To see the St. Louis Cardinals in the World Series is nothing short of amazing.
On August 24, after getting swept in three straight games by the Los Angeles Dodgers, the Cardinals had lost five of six games, and seven of their last nine. They were 67-63, 10 games behind Milwaukee in the NL Central and 10 1/2 games out in the NL wild-card race, trailing Atlanta.
The came the surge.
St. Louis went 23-9 in its last 32 games, winning nine of 10 series, including sweeps over the Brewers and Braves; two of three in another series against Milwaukee, and three of four over Philadelphia.
“For two weeks in August, we started mugging games left and right and we had to say, hey, look, unless we go about this better, we’re going to ruin everything we accomplished as far as respect,” Cardinals manager Tony La Russa said. “And we started winning a little bit. An literally played every game like it was the last game of our life.”
After that sweep by the Dodgers, the writing was pretty much on the wall for St. Louis. But La Russa wanted his club to play hard the rest of the season, if nothing more than to finish with a little dignity.

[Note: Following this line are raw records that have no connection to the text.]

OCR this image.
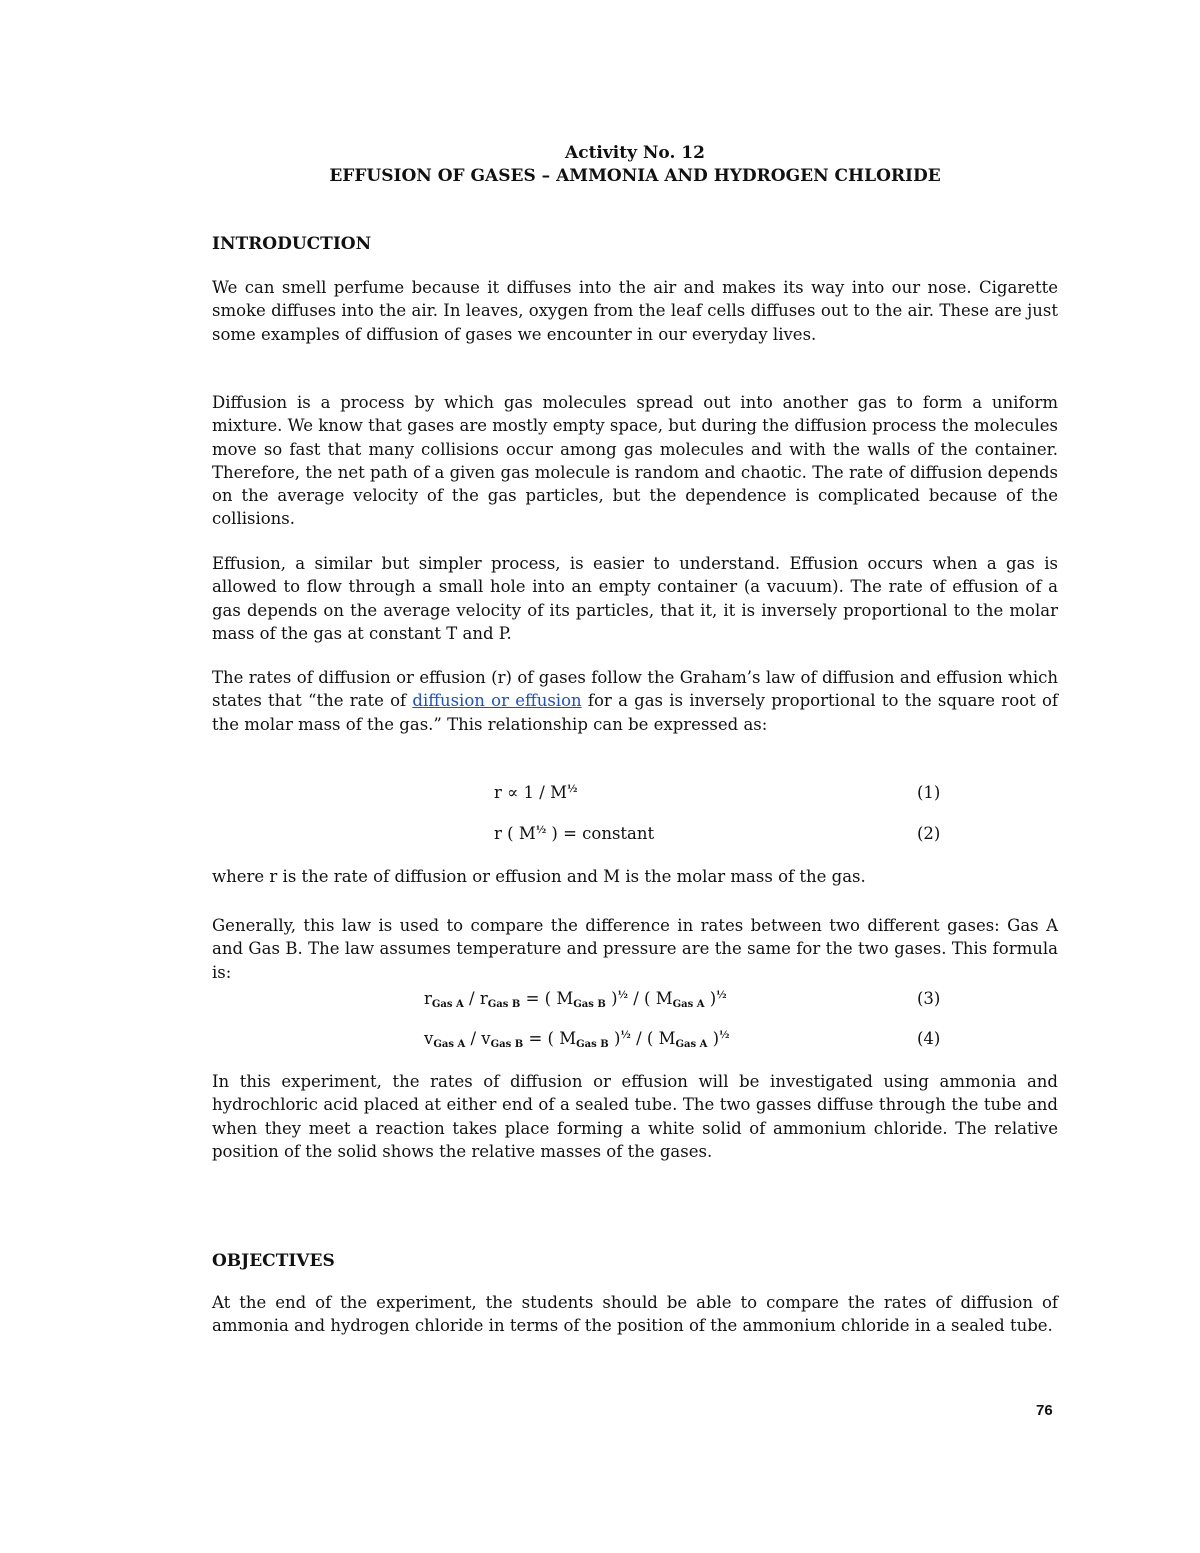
Activity No. 12
EFFUSION OF GASES – AMMONIA AND HYDROGEN CHLORIDE
INTRODUCTION
We can smell perfume because it diffuses into the air and makes its way into our nose. Cigarette smoke diffuses into the air. In leaves, oxygen from the leaf cells diffuses out to the air. These are just some examples of diffusion of gases we encounter in our everyday lives.
Diffusion is a process by which gas molecules spread out into another gas to form a uniform mixture. We know that gases are mostly empty space, but during the diffusion process the molecules move so fast that many collisions occur among gas molecules and with the walls of the container. Therefore, the net path of a given gas molecule is random and chaotic. The rate of diffusion depends on the average velocity of the gas particles, but the dependence is complicated because of the collisions.
Effusion, a similar but simpler process, is easier to understand. Effusion occurs when a gas is allowed to flow through a small hole into an empty container (a vacuum). The rate of effusion of a gas depends on the average velocity of its particles, that it, it is inversely proportional to the molar mass of the gas at constant T and P.
The rates of diffusion or effusion (r) of gases follow the Graham’s law of diffusion and effusion which states that “the rate of diffusion or effusion for a gas is inversely proportional to the square root of the molar mass of the gas.” This relationship can be expressed as:
$r \propto 1 / M^{\frac{1}{2}}$	(1)
r ( $M^{\frac{1}{2}}$ ) = constant	(2)
where r is the rate of diffusion or effusion and M is the molar mass of the gas.
Generally, this law is used to compare the difference in rates between two different gases: Gas A and Gas B. The law assumes temperature and pressure are the same for the two gases. This formula is:
rGas A / rGas B = ( MGas B )$^{\frac{1}{2}}$ / ( MGas A )$^{\frac{1}{2}}$	(3)
vGas A / vGas B = ( MGas B )$^{\frac{1}{2}}$ / ( MGas A )$^{\frac{1}{2}}$	(4)
In this experiment, the rates of diffusion or effusion will be investigated using ammonia and hydrochloric acid placed at either end of a sealed tube. The two gasses diffuse through the tube and when they meet a reaction takes place forming a white solid of ammonium chloride. The relative position of the solid shows the relative masses of the gases.
OBJECTIVES
At the end of the experiment, the students should be able to compare the rates of diffusion of ammonia and hydrogen chloride in terms of the position of the ammonium chloride in a sealed tube.
76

And then came the series with Atlanta. St. Louis swept the three games at Busch Stadium to climb back into the wild-card race, 4 1/2 games behind the Braves.
Of course, if it wasn’t for Atlanta’s epic collapse, the Cardinals wouldn’t have reached the postseason.
“We had nothing to lose. We were already out of it,” Cardinals ace Chris Carpenter said. “People were telling us we were done. We decided to go out and play and not embarrass ourselves an do what we can. We played ourselves back into it.”
St. Louis made deals at the trade deadline in July, sending center fielder Colby Rasmus to Toronto for pitchers Edwin Jackson, Marc Rzepczynski and Octavio Dotel, and acquiring shortstop Rafael Furcal from the Los Angeles Dodgers.
The moves didn’t have immediate impact, but proved to be key down the stretch and in the playoffs.
Of course, veterans Albert Pujols, Lance Berkman and Matt Holliday contributed to the Cardinals drive to the postseason. And Carpenter threw a complete-game, two-hit shutout over Houston on the last day of the regular season as the Braves lost to the Phillies.
That clinched the wild-card for St. Louis, and the best was yet to come.
Truly a Cinderella story, the Cardinals then upset the pitching-rich Phillies in five games in the NLDS, with Carpenter outpitching Roy Halladay in a series-clinching 1-0 win in Game 5 at Philadelphia.
Then they upended the Brewers in the NLCS, outscoring them 43-26 in the six-game series, 19-7 in the last two games. Third baseman David Freese, the NLCS MVP, hit .545 with three homers and nine RBIs in the series.
“It’s kind of surreal that we’re here,” Freese said. “But this team deserves what we’ve been rewarded. We believe. I think that’s what you’ve got to do in this game. We got a group of guys with some talent, desire, and just a ton of heart.”
The bullpen was also a key for St. Louis. La Russa called on his relievers 28 times in the NLCS, and the Cardinals became the first team to win a postseason series without a starter reaching the sixth inning.
Behind Fernando Salas, Rzepczynski, Dotel, Lance Lynn and Jason Motte, they went 3-0 with a 1.88 ERA in 28 2/3 innings pitched.
“It’s crazy to be where we are right now,” Dotel said. “I don’t know how to explain it. The only thing I know is we’re here and we’re looking forward to keep winning games.”